VACAVILLE — By day, it is Lynda’s Corner Cafe, a breakfast-and-lunch place at the corner of Merchant and Parker streets.
Three nights a week, on go the white cloth napkins, table linens, candles and wine goblets to change the restaurant into the BackDoor Bistro, with chef Lindsey Gilpin offering upscale cuisine that the 2002 Vacaville High School graduate creates mainly from local farms and produce stands.
“It is challenging, but also very exciting,” Gilpin said of running her own start-up restaurant and sharing quarters with the long-running cafe.
Two restaurants, each with a different menu and hours, sharing one location. A cafe that is closed during dinner time and a restaurant that is silent until mid-afternoon.
“In the metro area, it’s fairly common,” Gilpin said of the practice of having a traveling chef setting up a part-time restaurant in another establishment during times it is otherwise closed.
In the case of BackDoor Bistro and Lynda’s Corner Cafe, “so far it’s working out fairly well,” Gilpin said.
Deciding to run BackDoor Bistro during the hours that Lynda’s Corner Cafe is closed makes it easier for Gilpin to break into the business of running her own restaurant. It has lower overhead expenses and allowed her to learn the business on a small scale with less risk.
“We have to coordinate what we can and can’t do,” Gilpin said of working with Lynda’s Corner Cafe owner Linda Cheechov.
Gilpin got into cooking while attending Humboldt State University and went on to enroll in the small Napa Valley Cooking School in St. Helena, “which I loved.” She then worked for more than two years at the Solbar Solage Resort in Calistoga.
It was her father, John Gilpin, who came up with the idea to create BackDoor Bistro and start talking to Cheechov about using her cafe as a venue during the hours it is closed. Lindsey Gilpin then saved up her money and worked out her business plan.
BackDoor Bistro opened Oct. 11, 2012. Gilpin rents the restaurant from 5:30 to 9 p.m. Thursday through Saturday with a prix fixe menu. She also pays a portion of the building’s bills.
In the three months it has been open, BackDoor Bistro has gotten a flurry of glowing reviews on sites such as Yelp and Gilpin has both created a following of regular customers and is making a small profit. Fridays and Saturdays are becoming full on reservations already.
“It has been crazy. We – the staff and I – are all learning together,” Gilpin said. “The experience is great, but it can be intense at times.”
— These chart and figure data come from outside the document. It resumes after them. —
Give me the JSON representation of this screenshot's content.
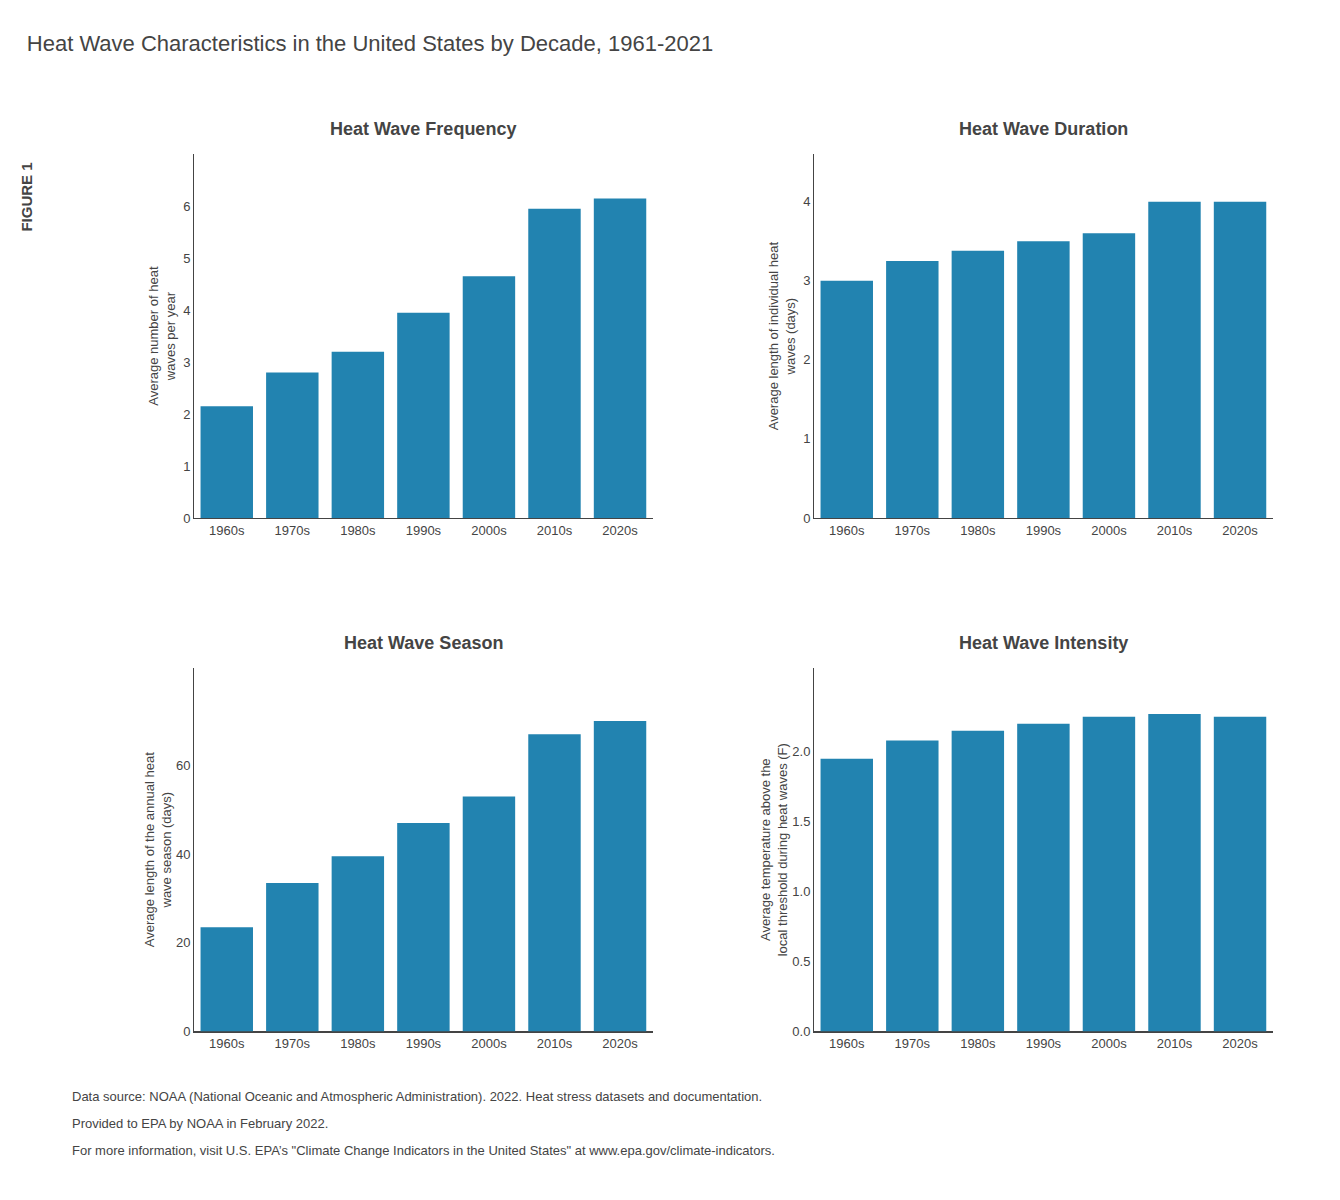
{
  "title": "Heat Wave Characteristics in the United States by Decade, 1961-2021",
  "annotations": [
    "FIGURE 1",
    "Data source: NOAA (National Oceanic and Atmospheric Administration). 2022. Heat stress datasets and documentation.",
    "Provided to EPA by NOAA in February 2022.",
    "For more information, visit U.S. EPA’s \"Climate Change Indicators in the United States\" at www.epa.gov/climate-indicators."
  ],
  "chart_data": [
    {
      "type": "bar",
      "title": "Heat Wave Frequency",
      "ylabel": "Average number of heat\nwaves per year",
      "categories": [
        "1960s",
        "1970s",
        "1980s",
        "1990s",
        "2000s",
        "2010s",
        "2020s"
      ],
      "values": [
        2.15,
        2.8,
        3.2,
        3.95,
        4.65,
        5.95,
        6.15
      ],
      "color": "#2283b0",
      "ylim": [
        0,
        7
      ],
      "yticks": [
        0,
        1,
        2,
        3,
        4,
        5,
        6
      ],
      "grid": false
    },
    {
      "type": "bar",
      "title": "Heat Wave Duration",
      "ylabel": "Average length of individual heat\nwaves (days)",
      "categories": [
        "1960s",
        "1970s",
        "1980s",
        "1990s",
        "2000s",
        "2010s",
        "2020s"
      ],
      "values": [
        3.0,
        3.25,
        3.38,
        3.5,
        3.6,
        4.0,
        4.0
      ],
      "color": "#2283b0",
      "ylim": [
        0,
        4.6
      ],
      "yticks": [
        0,
        1,
        2,
        3,
        4
      ],
      "grid": false
    },
    {
      "type": "bar",
      "title": "Heat Wave Season",
      "ylabel": "Average length of the annual heat\nwave season (days)",
      "categories": [
        "1960s",
        "1970s",
        "1980s",
        "1990s",
        "2000s",
        "2010s",
        "2020s"
      ],
      "values": [
        23.5,
        33.5,
        39.5,
        47.0,
        53.0,
        67.0,
        70.0
      ],
      "color": "#2283b0",
      "ylim": [
        0,
        82
      ],
      "yticks": [
        0,
        20,
        40,
        60
      ],
      "grid": false
    },
    {
      "type": "bar",
      "title": "Heat Wave Intensity",
      "ylabel": "Average temperature above the\nlocal threshold during heat waves (F)",
      "categories": [
        "1960s",
        "1970s",
        "1980s",
        "1990s",
        "2000s",
        "2010s",
        "2020s"
      ],
      "values": [
        1.95,
        2.08,
        2.15,
        2.2,
        2.25,
        2.27,
        2.25
      ],
      "color": "#2283b0",
      "ylim": [
        0,
        2.6
      ],
      "yticks": [
        {
          "value": 0,
          "label": "0.0"
        },
        0.5,
        {
          "value": 1.0,
          "label": "1.0"
        },
        1.5,
        {
          "value": 2.0,
          "label": "2.0"
        }
      ],
      "grid": false
    }
  ]
}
Mondays are for doing all of the ordering and bookkeeping, and testing potential recipes. Tuesday is for preparation while Thursday through Saturday is cooking and serving customers.
The relatively new idea of restaurants sharing the same location works well for San Francisco’s popular nomadic chef, Eskender Aseged of Radio Africa & Kitchen, who for several years has operated what is called a “roving restaurant” that has offered ongoing engagements with establishments that would otherwise be dark.
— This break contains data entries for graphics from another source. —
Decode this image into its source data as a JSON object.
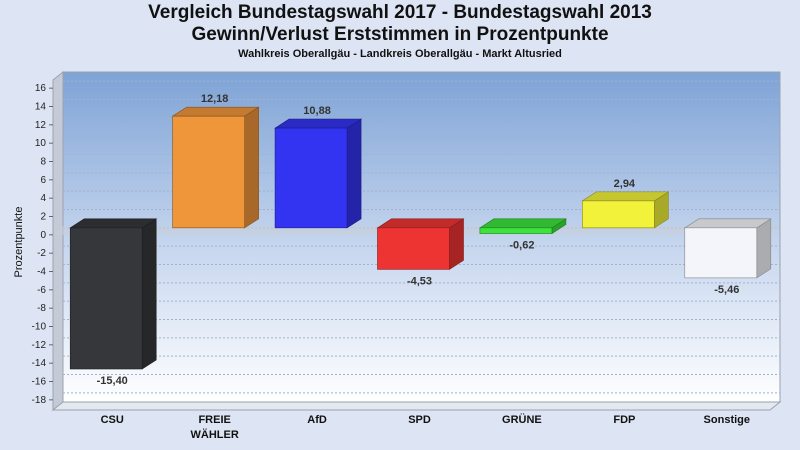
{
  "title": "Vergleich Bundestagswahl 2017 - Bundestagswahl 2013",
  "subtitle1": "Gewinn/Verlust Erststimmen in Prozentpunkte",
  "subtitle2": "Wahlkreis Oberallgäu - Landkreis Oberallgäu - Markt Altusried",
  "chart_data": {
    "type": "bar",
    "categories": [
      "CSU",
      "FREIE WÄHLER",
      "AfD",
      "SPD",
      "GRÜNE",
      "FDP",
      "Sonstige"
    ],
    "values": [
      -15.4,
      12.18,
      10.88,
      -4.53,
      -0.62,
      2.94,
      -5.46
    ],
    "value_labels": [
      "-15,40",
      "12,18",
      "10,88",
      "-4,53",
      "-0,62",
      "2,94",
      "-5,46"
    ],
    "colors": [
      "#35373b",
      "#ef953a",
      "#3333f2",
      "#ee3333",
      "#3ce33c",
      "#f2f23a",
      "#f3f5fa"
    ],
    "ylabel": "Prozentpunkte",
    "ylim": [
      -19,
      17
    ],
    "yticks": [
      16,
      14,
      12,
      10,
      8,
      6,
      4,
      2,
      0,
      -2,
      -4,
      -6,
      -8,
      -10,
      -12,
      -14,
      -16,
      -18
    ],
    "grid": true,
    "style": "3d"
  }
}
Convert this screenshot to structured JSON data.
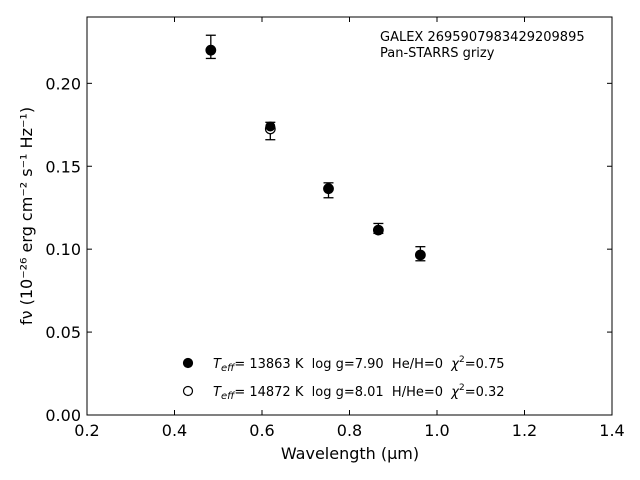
{
  "chart_data": {
    "type": "scatter",
    "annotation": [
      "GALEX 2695907983429209895",
      "Pan-STARRS grizy"
    ],
    "xlabel": "Wavelength (μm)",
    "ylabel": "fν (10⁻²⁶ erg cm⁻² s⁻¹ Hz⁻¹)",
    "xlim": [
      0.2,
      1.4
    ],
    "ylim": [
      0.0,
      0.24
    ],
    "xticks": [
      "0.2",
      "0.4",
      "0.6",
      "0.8",
      "1.0",
      "1.2",
      "1.4"
    ],
    "yticks": [
      "0.00",
      "0.05",
      "0.10",
      "0.15",
      "0.20"
    ],
    "grid": false,
    "legend_position": "bottom-center",
    "observed": {
      "x": [
        0.483,
        0.619,
        0.752,
        0.866,
        0.962
      ],
      "y": [
        0.2215,
        0.1705,
        0.1355,
        0.112,
        0.0965
      ],
      "err_low": [
        0.0065,
        0.0045,
        0.0045,
        0.0025,
        0.0035
      ],
      "err_high": [
        0.0075,
        0.006,
        0.0045,
        0.0035,
        0.005
      ]
    },
    "series": [
      {
        "marker": "filled-circle",
        "color": "#000000",
        "x": [
          0.483,
          0.619,
          0.752,
          0.866,
          0.962
        ],
        "y": [
          0.22,
          0.174,
          0.1365,
          0.1115,
          0.0965
        ]
      },
      {
        "marker": "open-circle",
        "color": "#000000",
        "x": [
          0.483,
          0.619,
          0.752,
          0.866,
          0.962
        ],
        "y": [
          0.22,
          0.1725,
          0.1365,
          0.1115,
          0.0965
        ]
      }
    ],
    "legend": [
      {
        "marker": "filled-circle",
        "teff_symbol": "T",
        "teff_sub": "eff",
        "text": "= 13863 K  log g=7.90  He/H=0  ",
        "chi_label": "χ",
        "chi_sup": "2",
        "chi_value": "=0.75"
      },
      {
        "marker": "open-circle",
        "teff_symbol": "T",
        "teff_sub": "eff",
        "text": "= 14872 K  log g=8.01  H/He=0  ",
        "chi_label": "χ",
        "chi_sup": "2",
        "chi_value": "=0.32"
      }
    ]
  }
}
It allowed Aseged to open a restaurant on a shoestring budget, removing the costly acquisition and certification process. As long as he maintains his own health and food safety certification, he can operate in any licensed place.
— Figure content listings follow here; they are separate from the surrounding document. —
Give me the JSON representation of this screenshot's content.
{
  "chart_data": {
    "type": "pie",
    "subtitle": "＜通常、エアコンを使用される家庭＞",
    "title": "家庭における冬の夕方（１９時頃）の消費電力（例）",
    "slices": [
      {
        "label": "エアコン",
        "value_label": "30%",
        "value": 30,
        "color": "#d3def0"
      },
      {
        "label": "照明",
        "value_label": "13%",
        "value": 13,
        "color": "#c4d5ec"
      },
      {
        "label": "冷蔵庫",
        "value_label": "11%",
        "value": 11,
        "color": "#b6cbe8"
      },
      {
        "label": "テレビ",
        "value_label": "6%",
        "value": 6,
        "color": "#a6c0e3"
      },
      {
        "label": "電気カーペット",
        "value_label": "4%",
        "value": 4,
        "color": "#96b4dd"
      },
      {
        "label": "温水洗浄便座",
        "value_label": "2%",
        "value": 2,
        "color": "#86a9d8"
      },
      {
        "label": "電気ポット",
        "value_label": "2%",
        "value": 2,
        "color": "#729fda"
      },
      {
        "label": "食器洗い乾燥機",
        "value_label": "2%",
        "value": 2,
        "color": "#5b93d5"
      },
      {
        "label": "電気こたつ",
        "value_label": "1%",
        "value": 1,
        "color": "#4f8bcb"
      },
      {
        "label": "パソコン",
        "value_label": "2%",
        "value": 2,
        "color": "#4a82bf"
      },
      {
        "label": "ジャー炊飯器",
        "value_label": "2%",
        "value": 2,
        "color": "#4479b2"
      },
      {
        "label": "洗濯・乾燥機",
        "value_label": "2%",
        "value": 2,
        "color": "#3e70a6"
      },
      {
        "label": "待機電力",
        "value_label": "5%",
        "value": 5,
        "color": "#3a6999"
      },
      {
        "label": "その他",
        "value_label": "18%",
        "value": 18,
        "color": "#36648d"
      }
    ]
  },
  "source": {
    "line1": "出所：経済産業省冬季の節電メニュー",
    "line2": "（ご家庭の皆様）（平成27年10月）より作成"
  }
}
“People think you need to have a million dollars to open a restaurant and that’s not true,” Aseged said in a WorldChanging.com article.
Gilpin said she is enthusiastic about the future of BackDoor Bistro.
“I love this and I really love this space,” Gilpin said. She said it is cool to offer fare blended from locally produced food to Vacaville diners. “I am happy to be doing this and very lucky. It is such a good way to start.”